We need more judges with CILEX backgrounds, says Buckland

Buckland: The justice system is far richer with CILEX lawyers in it

The Lord Chancellor yesterday described CILEX lawyers as some of the most impressive lawyers he has seen and said the country needed more judges from their ranks.

Speaking at the CILEX AGM, Robert Buckland said: “The CILEX route to becoming a lawyer is incredibly effective in creating a diverse pool of practitioners with a range of backgrounds and experiences.

“The practical skills that you have learned on the road to qualification make you some of the most impressive lawyers that I have seen on the circuit. The justice system is far richer with you in it.”

As a former part-time judge, he recognised the growing ambition of CILEX members to join the judiciary and said: “I want to see more judges from a CILEX background, bringing a range of professional backgrounds which will be invaluable in boosting our world-renowned judiciary… This country needs judges like you.”

Only last week, in the wake of the latest statistics on judicial diversity, CILEX chair Professor Chris Bones highlighted the need to allow CILEX lawyers to apply for more judicial roles – 73% of CILEX members are female.

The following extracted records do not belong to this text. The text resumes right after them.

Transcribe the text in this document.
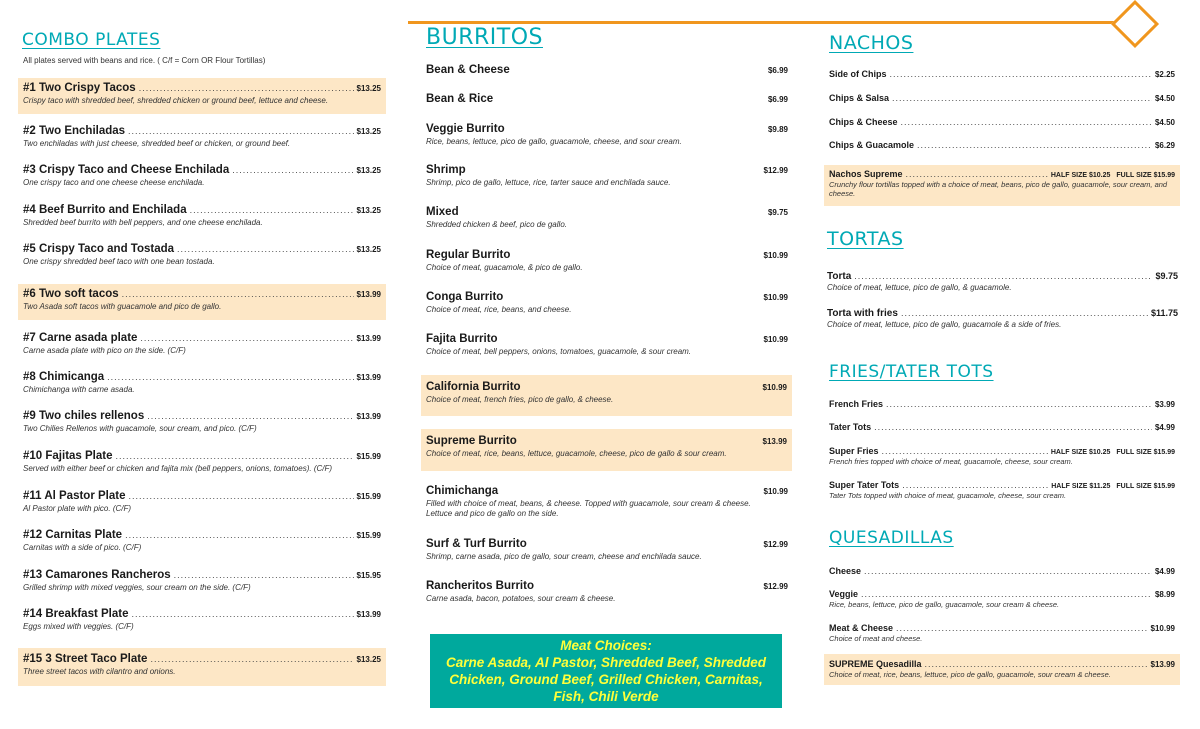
COMBO PLATES
All plates served with beans and rice. ( C/f = Corn OR Flour Tortillas)
#1 Two Crispy Tacos .....	$13.25
Crispy taco with shredded beef, shredded chicken or ground beef, lettuce and cheese.
#2 Two Enchiladas .....	$13.25
Two enchiladas with just cheese, shredded beef or chicken, or ground beef.
#3 Crispy Taco and Cheese Enchilada .....	$13.25
One crispy taco and one cheese cheese enchilada.
#4 Beef Burrito and Enchilada .....	$13.25
Shredded beef burrito with bell peppers, and one cheese enchilada.
#5 Crispy Taco and Tostada .....	$13.25
One crispy shredded beef taco with one bean tostada.
#6 Two soft tacos .....	$13.99
Two Asada soft tacos with guacamole and pico de gallo.
#7 Carne asada plate .....	$13.99
Carne asada plate with pico on the side. (C/F)
#8 Chimicanga .....	$13.99
Chimichanga with carne asada.
#9 Two chiles rellenos .....	$13.99
Two Chilies Rellenos with guacamole, sour cream, and pico. (C/F)
#10 Fajitas Plate .....	$15.99
Served with either beef or chicken and fajita mix (bell peppers, onions, tomatoes). (C/F)
#11 Al Pastor Plate .....	$15.99
Al Pastor plate with pico. (C/F)
#12 Carnitas Plate .....	$15.99
Carnitas with a side of pico. (C/F)
#13 Camarones Rancheros .....	$15.95
Grilled shrimp with mixed veggies, sour cream on the side. (C/F)
#14 Breakfast Plate .....	$13.99
Eggs mixed with veggies. (C/F)
#15 3 Street Taco Plate .....	$13.25
Three street tacos with cilantro and onions.
BURRITOS
Bean & Cheese	$6.99
Bean & Rice	$6.99
Veggie Burrito	$9.89
Rice, beans, lettuce, pico de gallo, guacamole, cheese, and sour cream.
Shrimp	$12.99
Shrimp, pico de gallo, lettuce, rice, tarter sauce and enchilada sauce.
Mixed	$9.75
Shredded chicken & beef, pico de gallo.
Regular Burrito	$10.99
Choice of meat, guacamole, & pico de gallo.
Conga Burrito	$10.99
Choice of meat, rice, beans, and cheese.
Fajita Burrito	$10.99
Choice of meat, bell peppers, onions, tomatoes, guacamole, & sour cream.
California Burrito	$10.99
Choice of meat, french fries, pico de gallo, & cheese.
Supreme Burrito	$13.99
Choice of meat, rice, beans, lettuce, guacamole, cheese, pico de gallo & sour cream.
Chimichanga	$10.99
Filled with choice of meat, beans, & cheese. Topped with guacamole, sour cream & cheese. Lettuce and pico de gallo on the side.
Surf & Turf Burrito	$12.99
Shrimp, carne asada, pico de gallo, sour cream, cheese and enchilada sauce.
Rancheritos Burrito	$12.99
Carne asada, bacon, potatoes, sour cream & cheese.
Meat Choices:
Carne Asada, Al Pastor, Shredded Beef, Shredded
Chicken, Ground Beef, Grilled Chicken, Carnitas,
Fish, Chili Verde
NACHOS
Side of Chips .....	$2.25
Chips & Salsa .....	$4.50
Chips & Cheese .....	$4.50
Chips & Guacamole .....	$6.29
Nachos Supreme .....	HALF SIZE $10.25 FULL SIZE $15.99
Crunchy flour tortillas topped with a choice of meat, beans, pico de gallo, guacamole, sour cream, and cheese.
TORTAS
Torta .....	$9.75
Choice of meat, lettuce, pico de gallo, & guacamole.
Torta with fries .....	$11.75
Choice of meat, lettuce, pico de gallo, guacamole & a side of fries.
FRIES/TATER TOTS
French Fries .....	$3.99
Tater Tots .....	$4.99
Super Fries .....	HALF SIZE $10.25 FULL SIZE $15.99
French fries topped with choice of meat, guacamole, cheese, sour cream.
Super Tater Tots .....	HALF SIZE $11.25 FULL SIZE $15.99
Tater Tots topped with choice of meat, guacamole, cheese, sour cream.
QUESADILLAS
Cheese .....	$4.99
Veggie .....	$8.99
Rice, beans, lettuce, pico de gallo, guacamole, sour cream & cheese.
Meat & Cheese .....	$10.99
Choice of meat and cheese.
SUPREME Quesadilla .....	$13.99
Choice of meat, rice, beans, lettuce, pico de gallo, guacamole, sour cream & cheese.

In the last year CILEX lawyers were only eligible to apply for four out of the 24 judicial selection exercises, although last month Elizabeth Johnson became the first full-time CILEX judge, at the district tribunal level.

Mr Buckland also committed to working with CILEX on other legal barriers its practitioners faced, such as the restrictions on certifying copies of powers of attorney and from working as Crown Prosecutors.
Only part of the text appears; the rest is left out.